We all know these things, we have heard them expressed, in one way or another, in every form of the media, for years.
And over all those years, a young man has been growing older, his hope and vitality seeping away in the face of a huge
and unjust resolve on the part of his captors. And we, as a nation, are complicit. We, as a Christian community are deeply challenged.
This day, and our keeping of it as special in the yearly round of our devotions, calls us first to enter deeply into the suffering of another.
To ascend the Cross and feel the pain of the victim. To rejoice at the fact that Jesus offers hope even in the face of abandonment,
and to ensure that Black Friday is transformed into Good Friday. Not so much by our religious sentiment as by our Christian action.
The great Danish philosopher, Soren Kierkegaard, once wrote:” What I really lack is to be clear in my mind what I am to do,
not what I am to know, except insofar as a certain understanding must precede every action. The thing is to understand myself,
to see what God really wants me to do; the thing is to find a truth which is true for me, to find the idea for which I can live and die.”
This Celebration of Good Friday re-presents the truth of that reflection, resolved in the action of Jesus.
So then, what is the idea for which we can live and die?
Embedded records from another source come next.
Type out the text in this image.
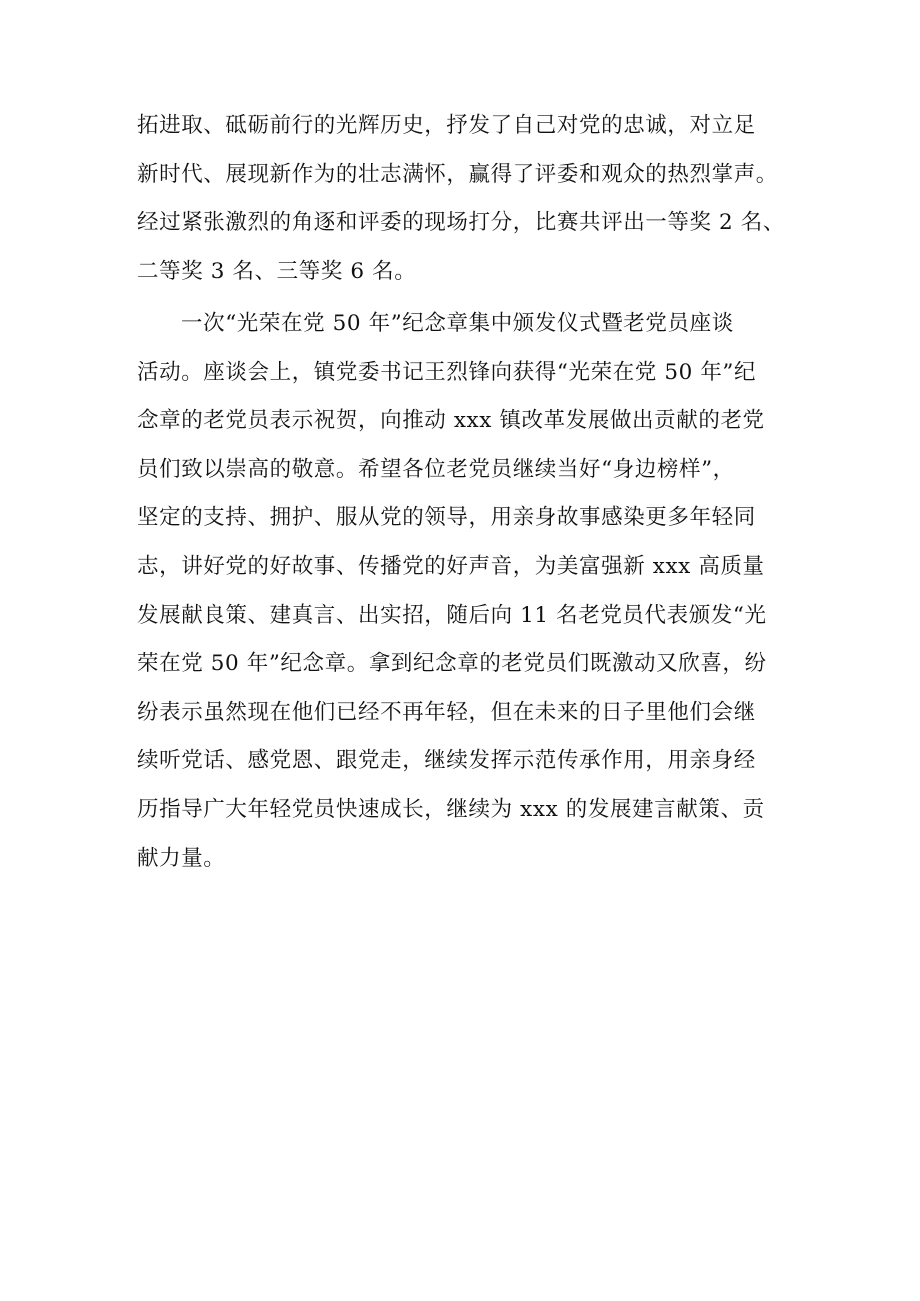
拓进取、砥砺前行的光辉历史，抒发了自己对党的忠诚，对立足
新时代、展现新作为的壮志满怀，赢得了评委和观众的热烈掌声。
经过紧张激烈的角逐和评委的现场打分，比赛共评出一等奖 2 名、
二等奖 3 名、三等奖 6 名。
一次“光荣在党 50 年”纪念章集中颁发仪式暨老党员座谈
活动。座谈会上，镇党委书记王烈锋向获得“光荣在党 50 年”纪
念章的老党员表示祝贺，向推动 xxx 镇改革发展做出贡献的老党
员们致以崇高的敬意。希望各位老党员继续当好“身边榜样”，
坚定的支持、拥护、服从党的领导，用亲身故事感染更多年轻同
志，讲好党的好故事、传播党的好声音，为美富强新 xxx 高质量
发展献良策、建真言、出实招，随后向 11 名老党员代表颁发“光
荣在党 50 年”纪念章。拿到纪念章的老党员们既激动又欣喜，纷
纷表示虽然现在他们已经不再年轻，但在未来的日子里他们会继
续听党话、感党恩、跟党走，继续发挥示范传承作用，用亲身经
历指导广大年轻党员快速成长，继续为 xxx 的发展建言献策、贡
献力量。
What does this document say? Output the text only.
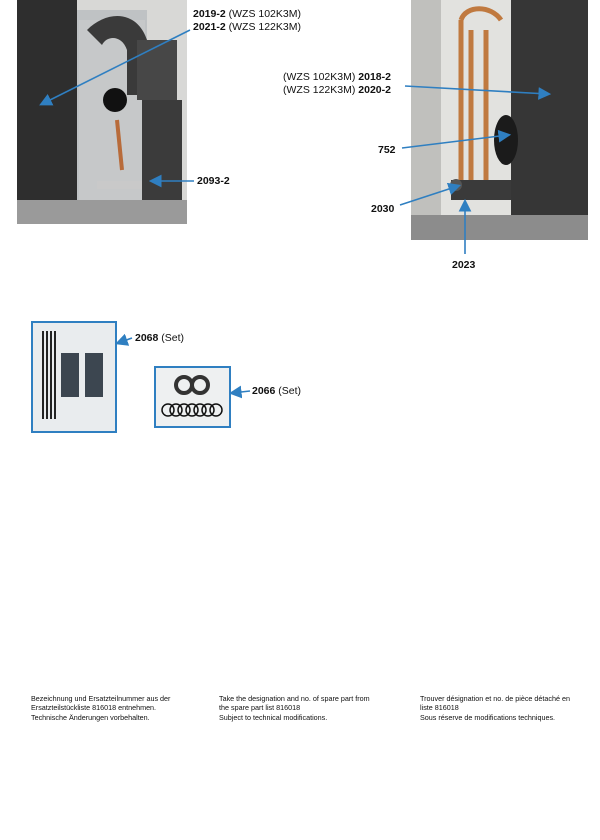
2019-2 (WZS 102K3M)
2021-2 (WZS 122K3M)
2093-2
(WZS 102K3M) 2018-2
(WZS 122K3M) 2020-2
752
2030
2023
2068 (Set)
2066 (Set)
Bezeichnung und Ersatzteilnummer aus der
Ersatzteilstückliste 816018 entnehmen.
Technische Änderungen vorbehalten.
Take the designation and no. of spare part from
the spare part list 816018
Subject to technical modifications.
Trouver désignation et no. de pièce détaché en
liste 816018
Sous réserve de modifications techniques.
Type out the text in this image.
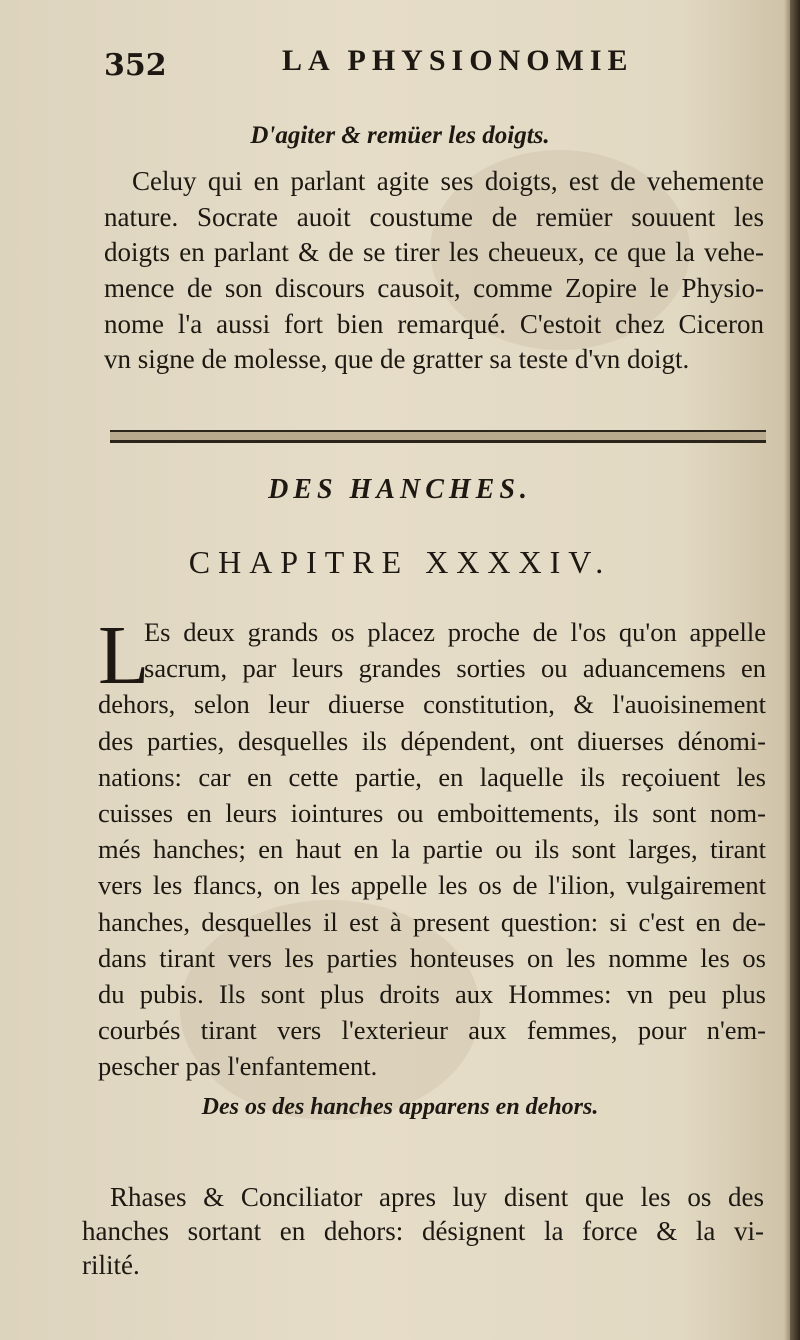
352	LA PHYSIONOMIE
D'agiter & remüer les doigts.
Celuy qui en parlant agite ses doigts, est de vehemente
nature. Socrate auoit coustume de remüer souuent les
doigts en parlant & de se tirer les cheueux, ce que la vehe-
mence de son discours causoit, comme Zopire le Physio-
nome l'a aussi fort bien remarqué. C'estoit chez Ciceron
vn signe de molesse, que de gratter sa teste d'vn doigt.
DES HANCHES.
CHAPITRE XXXXIV.
L
Es deux grands os placez proche de l'os qu'on appelle
sacrum, par leurs grandes sorties ou aduancemens en
dehors, selon leur diuerse constitution, & l'auoisinement
des parties, desquelles ils dépendent, ont diuerses dénomi-
nations: car en cette partie, en laquelle ils reçoiuent les
cuisses en leurs iointures ou emboittements, ils sont nom-
més hanches; en haut en la partie ou ils sont larges, tirant
vers les flancs, on les appelle les os de l'ilion, vulgairement
hanches, desquelles il est à present question: si c'est en de-
dans tirant vers les parties honteuses on les nomme les os
du pubis. Ils sont plus droits aux Hommes: vn peu plus
courbés tirant vers l'exterieur aux femmes, pour n'em-
pescher pas l'enfantement.
Des os des hanches apparens en dehors.
Rhases & Conciliator apres luy disent que les os des
hanches sortant en dehors: désignent la force & la vi-
rilité.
What are we to do?
Perhaps the conversion of our hearts - if that is needed - will begin in a commitment to take upon ourselves the Cross
that Jesus offers to those that would follow Him.
Then our prayer for that young man, and for his captors, will be informed by the pain and bewilderment of others,
and not so much by our own fear and prejudice.
It will be a start, and it will make a difference.
Irina Ratushinskaya, a prisoner of conscience, when released from a Russian prison in 1986 wrote these words which I have shared
with you before, and with which I will end:
“Believe me, it was often thus: In solitary cells, on winter nights, a sudden sense of of joy and warmth, and a resounding note of love.
And then, unsleeping, I would know, a-huddle by an icy wall, someone is thinking of me now, petitioning the Lord for me."